Most of the gang are back this time around and decides to have one last hurrah at an up and coming stripper convention. Along the way the guys begin to face that the demand for the older stripes is fading and that they may not have accomplished everything they set out to, over the years. Mike is especially faced with no longer being offered gigs as a dancer, despite loving the art of erotic performing. Tatum’s performance is very grounded and charming, as he conveys a side of his character that’s coming up to an age where he’s obsolete as a stripper, and relies on the road trip cross country to give him one last thriller.
“Magic Mike XXL” is a surprisingly entertaining and funny follow up that centers on each stripper and explores how they have dealt with their lives and how they plan to live out the duration of it, building their dreams up from almost nothing. Every character gets to have their moment where they’re able to convey the universal collective fear of being incapable of making it in the future without dancing as their crutch. In particular there’s the member of the group anxious to start a food truck business and is unsure how he’ll fare. The collective performances are very good, with Bomer and Mangeniello stealing a lot of the scenes away and being granted the most interesting moments in the film.
Bomer serenading a frustrated house wife with “Heaven” is sweet in its way, while Mangeniello attempting to entice a convenience store worker to a Backstreet Boys song is hilarious. “Magic Mike XXL” sags right down the middle once Jada Pinkett’s character is introduced. Not only is her dynamic with Tatum dull, but I never understood why the film places so much importance on her presence. Once the film sidesteps Pinkett, though, “Magic Mike XXL” gets back on track as an engaging and charming drama comedy that mixes dancing, erotica, and rich characterization quite well.
Featured on the Warner release is the eight minute “The Moves of ‘Magic Mike XXL’” which explores the ace choreography by Alison Faulk and Teresa Espinosa who worked one on one with the entire cast to perfect their routines.

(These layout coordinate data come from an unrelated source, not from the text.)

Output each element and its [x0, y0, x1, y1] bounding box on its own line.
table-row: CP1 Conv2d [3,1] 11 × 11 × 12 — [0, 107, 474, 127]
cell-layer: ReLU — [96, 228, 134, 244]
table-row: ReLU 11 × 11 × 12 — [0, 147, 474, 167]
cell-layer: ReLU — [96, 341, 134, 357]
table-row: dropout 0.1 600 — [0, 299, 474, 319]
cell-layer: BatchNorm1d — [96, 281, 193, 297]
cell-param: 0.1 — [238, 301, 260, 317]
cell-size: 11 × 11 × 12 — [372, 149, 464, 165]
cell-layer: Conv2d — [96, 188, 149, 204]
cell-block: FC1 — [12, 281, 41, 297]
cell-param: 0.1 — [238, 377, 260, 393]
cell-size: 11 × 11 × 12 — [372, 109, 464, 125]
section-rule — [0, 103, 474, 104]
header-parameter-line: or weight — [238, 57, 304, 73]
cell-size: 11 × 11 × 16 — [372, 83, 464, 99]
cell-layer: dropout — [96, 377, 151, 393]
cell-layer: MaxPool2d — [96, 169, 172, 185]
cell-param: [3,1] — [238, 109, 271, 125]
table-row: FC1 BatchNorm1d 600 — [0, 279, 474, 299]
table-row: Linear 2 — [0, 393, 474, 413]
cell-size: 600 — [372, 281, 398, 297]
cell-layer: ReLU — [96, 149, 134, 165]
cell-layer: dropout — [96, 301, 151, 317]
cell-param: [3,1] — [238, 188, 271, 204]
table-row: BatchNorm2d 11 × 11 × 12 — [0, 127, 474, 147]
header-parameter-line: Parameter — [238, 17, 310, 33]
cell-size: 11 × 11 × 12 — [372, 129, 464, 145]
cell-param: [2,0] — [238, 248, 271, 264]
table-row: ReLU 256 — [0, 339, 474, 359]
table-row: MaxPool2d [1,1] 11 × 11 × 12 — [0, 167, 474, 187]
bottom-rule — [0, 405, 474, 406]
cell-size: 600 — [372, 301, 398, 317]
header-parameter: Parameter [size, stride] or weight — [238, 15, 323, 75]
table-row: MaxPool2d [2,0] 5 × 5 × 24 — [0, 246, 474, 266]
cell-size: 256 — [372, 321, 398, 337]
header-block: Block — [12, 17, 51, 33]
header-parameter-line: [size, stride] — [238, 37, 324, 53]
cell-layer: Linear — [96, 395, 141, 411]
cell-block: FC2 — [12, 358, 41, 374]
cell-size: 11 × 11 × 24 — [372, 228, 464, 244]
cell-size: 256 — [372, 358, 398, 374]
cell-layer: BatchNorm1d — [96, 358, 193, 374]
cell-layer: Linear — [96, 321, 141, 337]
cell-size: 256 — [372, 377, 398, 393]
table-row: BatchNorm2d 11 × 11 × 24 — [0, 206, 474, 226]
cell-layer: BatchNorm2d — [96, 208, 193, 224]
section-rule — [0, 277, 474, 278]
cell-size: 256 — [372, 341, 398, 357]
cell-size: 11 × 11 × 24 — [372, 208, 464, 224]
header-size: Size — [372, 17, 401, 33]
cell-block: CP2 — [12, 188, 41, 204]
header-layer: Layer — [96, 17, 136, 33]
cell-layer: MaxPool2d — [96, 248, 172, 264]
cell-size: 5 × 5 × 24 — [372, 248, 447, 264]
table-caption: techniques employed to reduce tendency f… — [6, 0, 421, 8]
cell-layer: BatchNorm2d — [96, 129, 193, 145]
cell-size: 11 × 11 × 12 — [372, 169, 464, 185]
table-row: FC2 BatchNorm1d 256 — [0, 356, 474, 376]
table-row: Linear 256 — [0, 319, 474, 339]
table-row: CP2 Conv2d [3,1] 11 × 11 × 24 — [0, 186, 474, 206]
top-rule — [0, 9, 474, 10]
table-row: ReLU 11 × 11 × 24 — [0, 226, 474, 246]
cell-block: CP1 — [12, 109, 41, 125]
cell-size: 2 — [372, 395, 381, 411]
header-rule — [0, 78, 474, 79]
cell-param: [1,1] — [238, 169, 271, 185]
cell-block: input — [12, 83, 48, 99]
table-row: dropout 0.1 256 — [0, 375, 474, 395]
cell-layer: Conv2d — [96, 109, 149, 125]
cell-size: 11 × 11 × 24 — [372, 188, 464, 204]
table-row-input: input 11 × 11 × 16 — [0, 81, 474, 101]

There is rehearsal footage, visits to the set, and interviews with the cast and crew. There’s a three minute Extended version of Malik’s Dance Scene from Rome’s Palace, showing off a little more moves. Finally, there’s the two minute “Georgia” which explores how the cast and crew worked and returned to the state, how they worked from the state through most of the film, and there’s even a rare appearance by Steven Soderbergh.